Strengthening RC Columns with CFRP

Strengthening RC columns with CFRP

Repairing and strengthening existing RC structures has become increasingly popular within the industry. RC structures can fail due to but not limited to the following reasons:

  • Neglecting crucial factors in the design and/or construction phase
  • Changing the usage of a structure resulting in a change in the applied loads
  • Structural damage as a result of an earthquake or environmental factors
Strengthening RC Columns with CFRP

 Figure 1: Rhino Carbon Fiber™ Strengthening Products

Why CFRP?

The most common techniques of strengthening RC columns are jacketing, steel jacketing and CFRP jacketing. CFRP has a greater demand than the other options due to its superior specifications:

  1. High strength to weight ratio
  2. Increases stiffness as well as strength of the section
  3. Lightweight
  4. Easy and fast installation
  5. Corrosion-resistant
  6. Reduces costs of transportation and installation
  7. Prevents buckling of the column
  8. Improves the load-carrying capacity of columns
  9. Enhances the flexural stiffness of the repaired section

Why do we suggest CFRP for RC column strengthening?

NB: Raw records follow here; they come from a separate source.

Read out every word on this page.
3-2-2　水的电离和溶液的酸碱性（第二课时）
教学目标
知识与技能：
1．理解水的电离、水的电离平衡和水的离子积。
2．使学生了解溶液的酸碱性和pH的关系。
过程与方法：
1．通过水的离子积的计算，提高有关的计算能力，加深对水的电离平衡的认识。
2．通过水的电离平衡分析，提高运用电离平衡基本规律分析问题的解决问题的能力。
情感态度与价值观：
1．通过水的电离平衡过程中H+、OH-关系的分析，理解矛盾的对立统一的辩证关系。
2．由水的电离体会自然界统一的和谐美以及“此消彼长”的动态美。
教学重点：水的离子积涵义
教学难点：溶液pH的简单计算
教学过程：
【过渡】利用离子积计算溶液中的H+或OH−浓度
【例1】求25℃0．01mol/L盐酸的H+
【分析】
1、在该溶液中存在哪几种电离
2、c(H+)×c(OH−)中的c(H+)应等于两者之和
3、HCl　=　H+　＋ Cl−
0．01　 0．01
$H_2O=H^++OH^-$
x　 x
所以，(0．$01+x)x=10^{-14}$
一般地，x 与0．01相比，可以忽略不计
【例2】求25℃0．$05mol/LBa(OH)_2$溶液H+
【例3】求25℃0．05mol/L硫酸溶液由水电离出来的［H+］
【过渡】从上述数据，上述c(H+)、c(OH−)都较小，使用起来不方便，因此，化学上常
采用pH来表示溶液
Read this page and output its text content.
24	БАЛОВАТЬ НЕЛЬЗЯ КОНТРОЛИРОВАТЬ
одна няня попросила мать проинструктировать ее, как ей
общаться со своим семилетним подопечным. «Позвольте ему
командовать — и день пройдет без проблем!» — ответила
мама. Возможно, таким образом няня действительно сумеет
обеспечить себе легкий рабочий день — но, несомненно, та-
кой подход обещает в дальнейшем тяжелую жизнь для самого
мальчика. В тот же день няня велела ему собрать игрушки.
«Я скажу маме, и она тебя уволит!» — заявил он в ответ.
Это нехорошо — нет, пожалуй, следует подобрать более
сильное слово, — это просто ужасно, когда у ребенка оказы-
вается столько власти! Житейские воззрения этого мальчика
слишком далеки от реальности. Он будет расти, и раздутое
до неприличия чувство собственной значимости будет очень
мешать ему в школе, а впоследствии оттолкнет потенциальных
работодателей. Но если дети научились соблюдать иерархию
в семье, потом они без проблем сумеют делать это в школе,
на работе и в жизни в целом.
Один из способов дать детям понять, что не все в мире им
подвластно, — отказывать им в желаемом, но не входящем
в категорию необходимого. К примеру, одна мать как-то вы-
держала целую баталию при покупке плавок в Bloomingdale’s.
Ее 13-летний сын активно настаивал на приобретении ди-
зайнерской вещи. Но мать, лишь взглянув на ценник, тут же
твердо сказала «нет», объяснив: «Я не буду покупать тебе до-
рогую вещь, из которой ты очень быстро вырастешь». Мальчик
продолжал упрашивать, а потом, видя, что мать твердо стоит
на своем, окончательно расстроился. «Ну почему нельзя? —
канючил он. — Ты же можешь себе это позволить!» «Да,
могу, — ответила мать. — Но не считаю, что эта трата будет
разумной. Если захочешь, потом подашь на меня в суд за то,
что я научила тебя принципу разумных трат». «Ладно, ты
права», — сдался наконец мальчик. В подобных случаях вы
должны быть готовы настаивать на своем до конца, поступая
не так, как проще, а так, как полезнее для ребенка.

CFRP is an excellent strengthening solution for RC columns and doesn’t add considerable weight, mass and stiffness. The seismic behavior of the whole structure remains steady after strengthening the columns, which is critically important for the structure’s integrity.

The confinement effectiveness of CFRP-wrapping RC columns depends on the items below:

  1. Type of fiber and resin
  2. Fiber thickness
  3. Fiber orientation
  4. Concrete strength
  5. Shape and corner radius of the concrete column
  6. Slenderness ratio of the column
  7. The bond between CFRP and concrete

Effect of shape and corner radius of an RC column’s cross section on CFRP effectiveness:

Since CFRP will be bent while applying around columns, the bending affects the effectiveness of CFRP and its confinement of the column. The corner radius has significant effects on confinement effectiveness. ¹ CFRP on circular columns has a stronger confinement than square columns (where the corner radius is zero). The low ultimate strength of CFRP wrapping on sections with smaller corner radius’ is due to stress concentration in the corners of the column [1].

Strengthening RC Columns with CFRP

 Figure 2: Corner radius variations for RC columns

Failure modes of a CFRP-strengthened RC column

  1. Tensile rupture of the CFRP jacket, usually near a corner due to stress concentration (especially for square or rectangular sections)
  2. Delamination of the CFRP jacket
  3. Combination of delamination and tensile rupture of the CFRP jacket
  • Items 2 & 3 are scenarios for sections with a higher corner radius. Delamination failure can be reduced by a sufficient length of CFRP overlap around the column.
  • In circular columns, it is assumed that when the hoop stress in CFRP reaches its tensile strength, the CFRP will fail and rupture.
Strengthening RC Columns with CFRP

Figure 3: Hoop tension in CFRP- strengthened circular column

Strengthening RC Columns with CFRP

Figure 4: Strengthening Circular RC Columns With CFRP

Conclusion

Damaged and seismically deficient RC columns require reinforcement to restore structural integrity and resist movement. Carbon fiber reinforced polymer (CFRP) can be used to strengthen columns and can improve the overall seismic performance of a structure. The main advantage of CFRP in the seismic reinforcement of RC columns can be summarized as follows:

  • CFRP has little effect on the stiffness or mass of the structure so a re-evaluation of the seismic demand after strengthening is typically not required

Authors

Parastoo Azad and Dr. Mehrtash Soltani (March 25, 2021)

References

  1. Marinella Fossetti, F. B. (2018). FRP-Confined Concrete Columns: A New Procedure for Evaluating the Performance of Square and Circular Sections. Advances in Civil Engineering.

  2. Lei-Ming Wang, Y.-F. W. (2008). Effect of corner radius on the performance of CFRP-confined square. Engineering Structures, 493-505.

  3. Wu Y-F, L. T. ( 2006). Fundamental Principles that Govern Retrofitting of Reinforced Concrete Columns by Steel and FRP Jacketing. Advances in Structural Engineering, 507-533.